All honey is the same, whether it's enjoyed from a bottle, in a raw form, or from a honeycomb, right? That's what we used to think until we learned about the rare "liquid gold" known as Tupelo honey. This delicious variety of honey is produced in the southeastern United States — primarily in Florida and Georgia — and is all thanks to the short blooming season of Tupelo trees in the area from late April to May, when honeybees make it and beekeepers eagerly collect the precious byproduct of their busy pollinating.
Tupelo honey is produced in the Okeefenokee Wildlife Refuge and the Apalachicola River basin in Florida, where the peninsula turns into the Florida panhandle. People who live in the area actually call this honey swamp honey, which makes sense because the area where the white tupelo trees grow is actually considered swampland.
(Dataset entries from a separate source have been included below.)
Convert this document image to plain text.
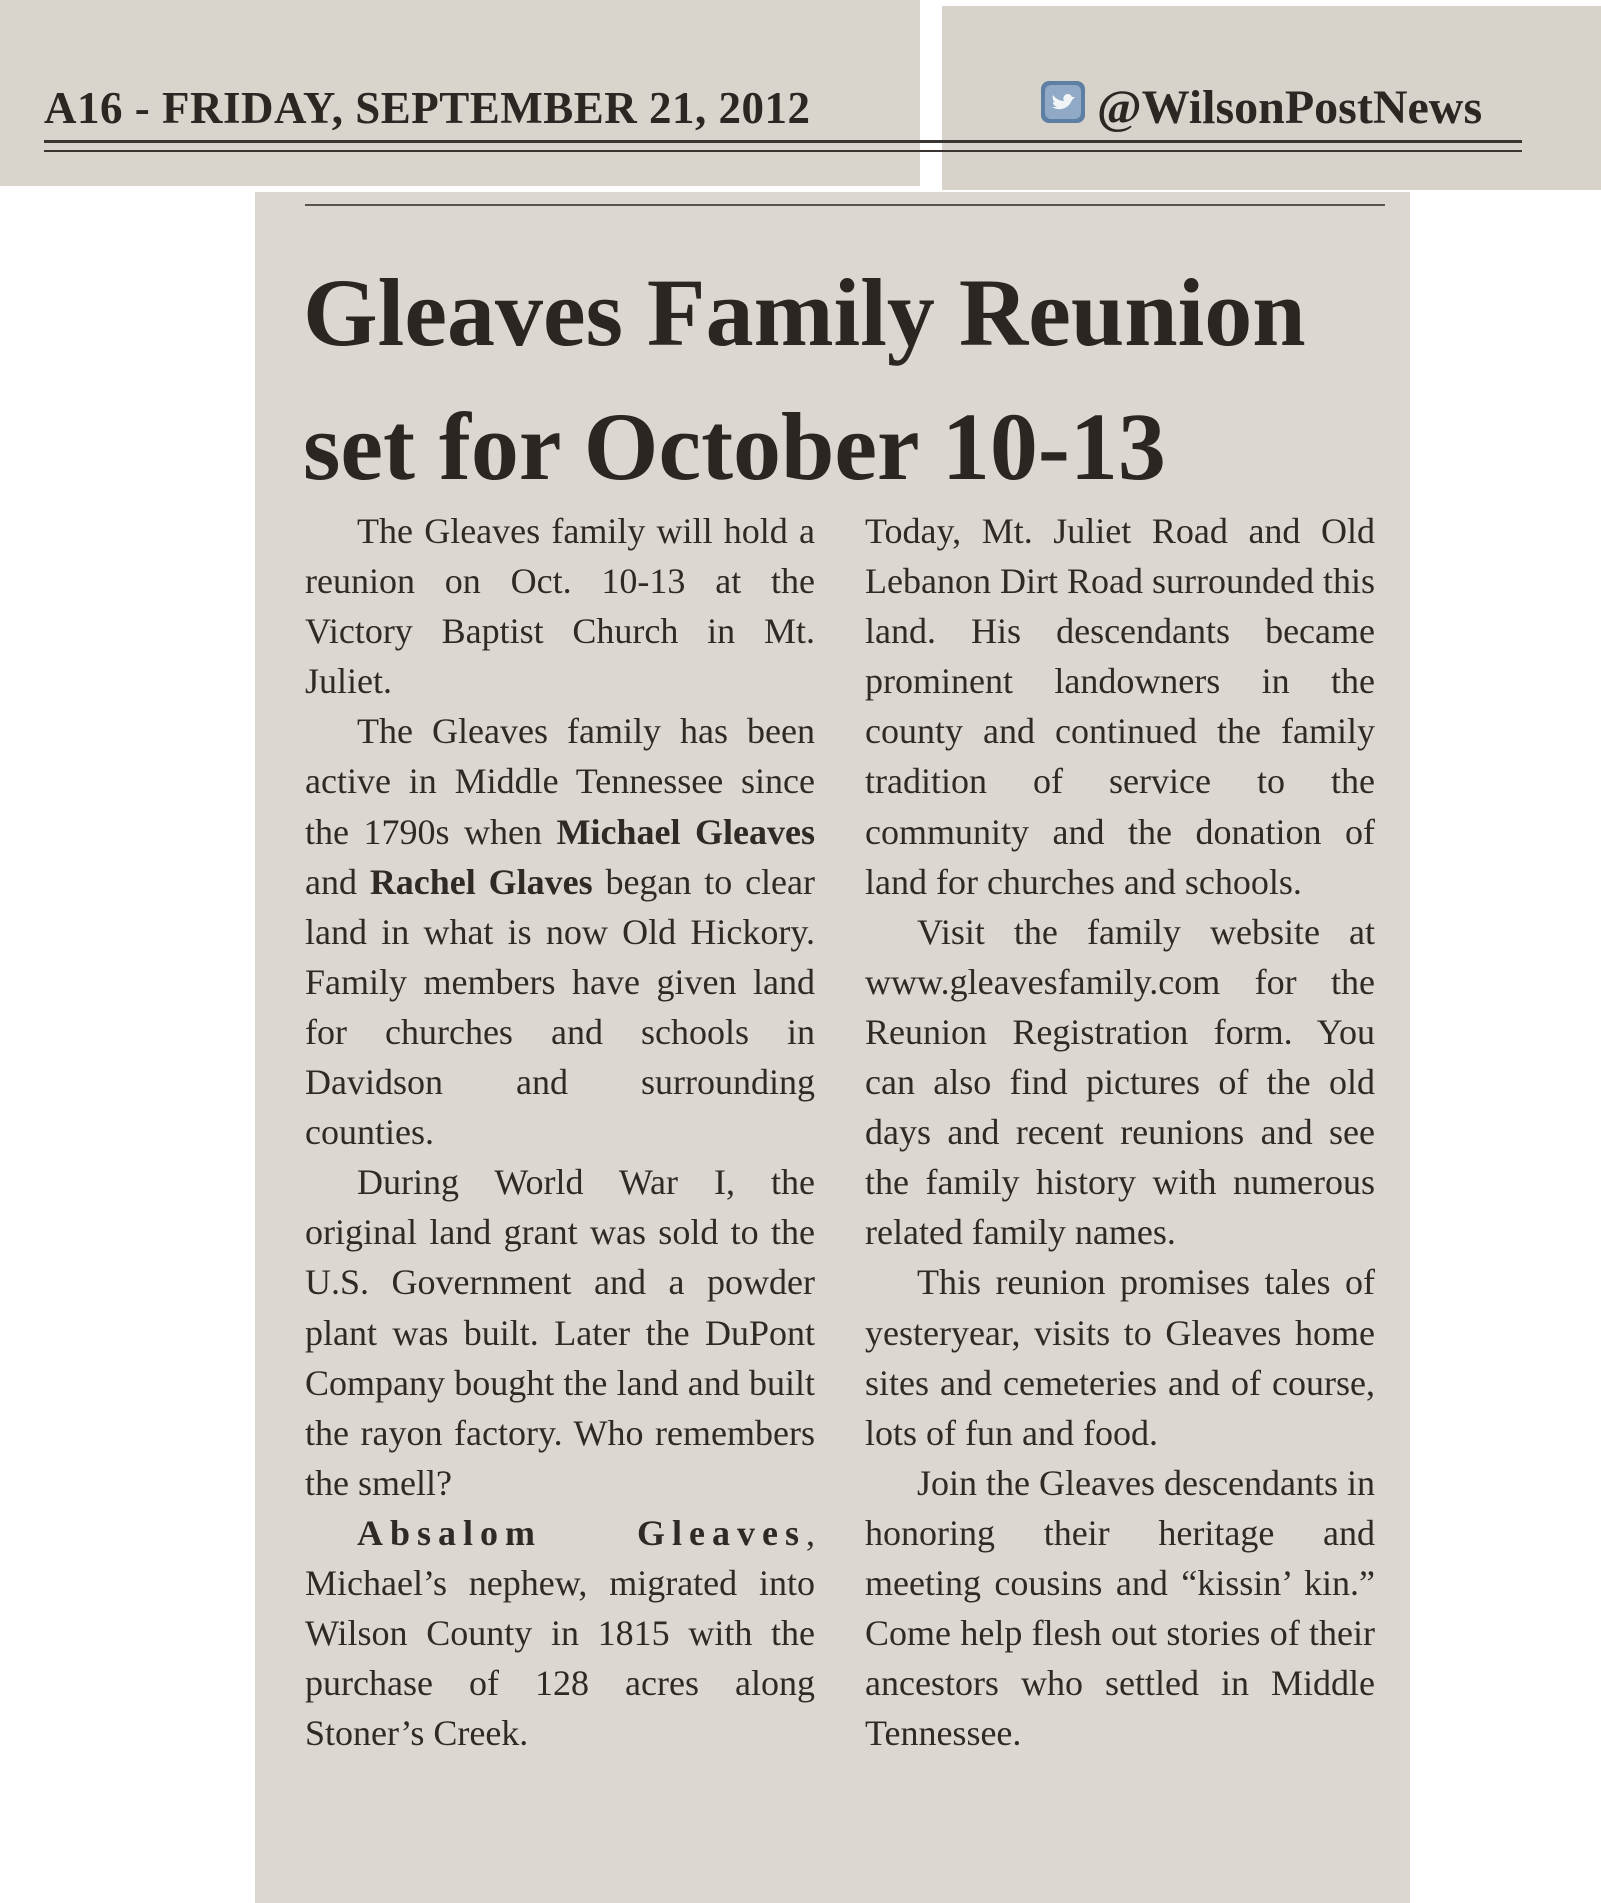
A16 - FRIDAY, SEPTEMBER 21, 2012	@WilsonPostNews
Gleaves Family Reunion
set for October 10-13

The Gleaves family will hold a reunion on Oct. 10-13 at the Victory Baptist Church in Mt. Juliet.

The Gleaves family has been active in Middle Tennessee since the 1790s when Michael Gleaves and Rachel Glaves began to clear land in what is now Old Hickory. Family members have given land for churches and schools in Davidson and surrounding counties.

During World War I, the original land grant was sold to the U.S. Government and a powder plant was built. Later the DuPont Company bought the land and built the rayon factory. Who remembers the smell?

Absalom Gleaves, Michael’s nephew, migrated into Wilson County in 1815 with the purchase of 128 acres along Stoner’s Creek.

Today, Mt. Juliet Road and Old Lebanon Dirt Road surrounded this land. His descendants became prominent landowners in the county and continued the family tradition of service to the community and the donation of land for churches and schools.

Visit the family website at www.gleavesfamily.com for the Reunion Registration form. You can also find pictures of the old days and recent reunions and see the family history with numerous related family names.

This reunion promises tales of yesteryear, visits to Gleaves home sites and cemeteries and of course, lots of fun and food.

Join the Gleaves descendants in honoring their heritage and meeting cousins and “kissin’ kin.” Come help flesh out stories of their ancestors who settled in Middle Tennessee.
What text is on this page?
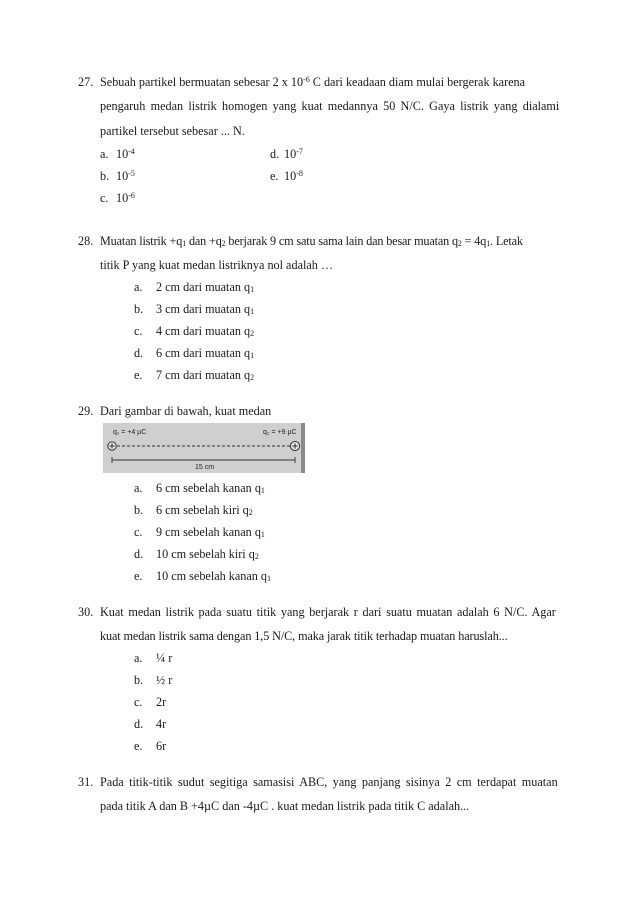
27. Sebuah partikel bermuatan sebesar 2 x $10^{-6}$ C dari keadaan diam mulai bergerak karena
pengaruh medan listrik homogen yang kuat medannya 50 N/C. Gaya listrik yang dialami
partikel tersebut sebesar ... N.
a. $10^{-4}$
b. $10^{-5}$
c. $10^{-6}$
d. $10^{-7}$
e. $10^{-8}$
28. Muatan listrik $+q_1$ dan $+q_2$ berjarak 9 cm satu sama lain dan besar muatan $q_2 = 4q_1$. Letak
titik P yang kuat medan listriknya nol adalah …
a. 2 cm dari muatan $q_1$
b. 3 cm dari muatan $q_1$
c. 4 cm dari muatan $q_2$
d. 6 cm dari muatan $q_1$
e. 7 cm dari muatan $q_2$
29. Dari gambar di bawah, kuat medan
q₁ = +4 µC	q₂ = +9 µC
15 cm
a. 6 cm sebelah kanan $q_1$
b. 6 cm sebelah kiri $q_2$
c. 9 cm sebelah kanan $q_1$
d. 10 cm sebelah kiri $q_2$
e. 10 cm sebelah kanan $q_1$
30. Kuat medan listrik pada suatu titik yang berjarak r dari suatu muatan adalah 6 N/C. Agar
kuat medan listrik sama dengan 1,5 N/C, maka jarak titik terhadap muatan haruslah...
a. ¼ r
b. ½ r
c. 2r
d. 4r
e. 6r
31. Pada titik-titik sudut segitiga samasisi ABC, yang panjang sisinya 2 cm terdapat muatan
pada titik A dan B +4µC dan -4µC . kuat medan listrik pada titik C adalah...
The buttery, light honey is prized by beekeepers who painstakingly maintain beehives in the area not only for its special nature but also for its high price tag: in 2019, the New York Times declared it "the most expensive honey in America."
What Makes Tupelo Honey So Special?
Tupelo honey isn't just a unique delicacy because of its specific needs for production. It also has a high fructose to glucose ratio, and thanks to this sugar ratio, the crystallization process is "dramatically" slowed, according to the Savannah Bee Company. Other honey types crystalize more quickly, and while some sources say the Tupelo variety doesn't go through the crystallization process at all, it does eventually ... it just takes a while.
Plus, thanks to the combination and ratio of different sugars in this honey produced thanks to the hard work of honeybees, tupelo blooms, and beekeeping experts working altogether, diabetics are able to enjoy it. It's a pretty amazing treat! Pure Tupelo honey is simply different from other honey out there, and beekeepers go to great lengths to get raw tupelo honey for customers to enjoy.
If you think you've heard of tupelo honey in the past but aren't sure why, look no further than the world of cinema. In 1996, the movie Ulee's Gold starring Peter Fonda was released, telling the story of a man who collects this specific honey. Interestingly, the director, Victor Nuñez, used the Lanier family, a beekeeping family in Wewahitchka, Florida as "bee consultants" on the film. Way to be authentic!
We don't know about you, but we're ready to add some of this honey to the kitchen cabinet ... if we can get our hands on some of this liquid gold!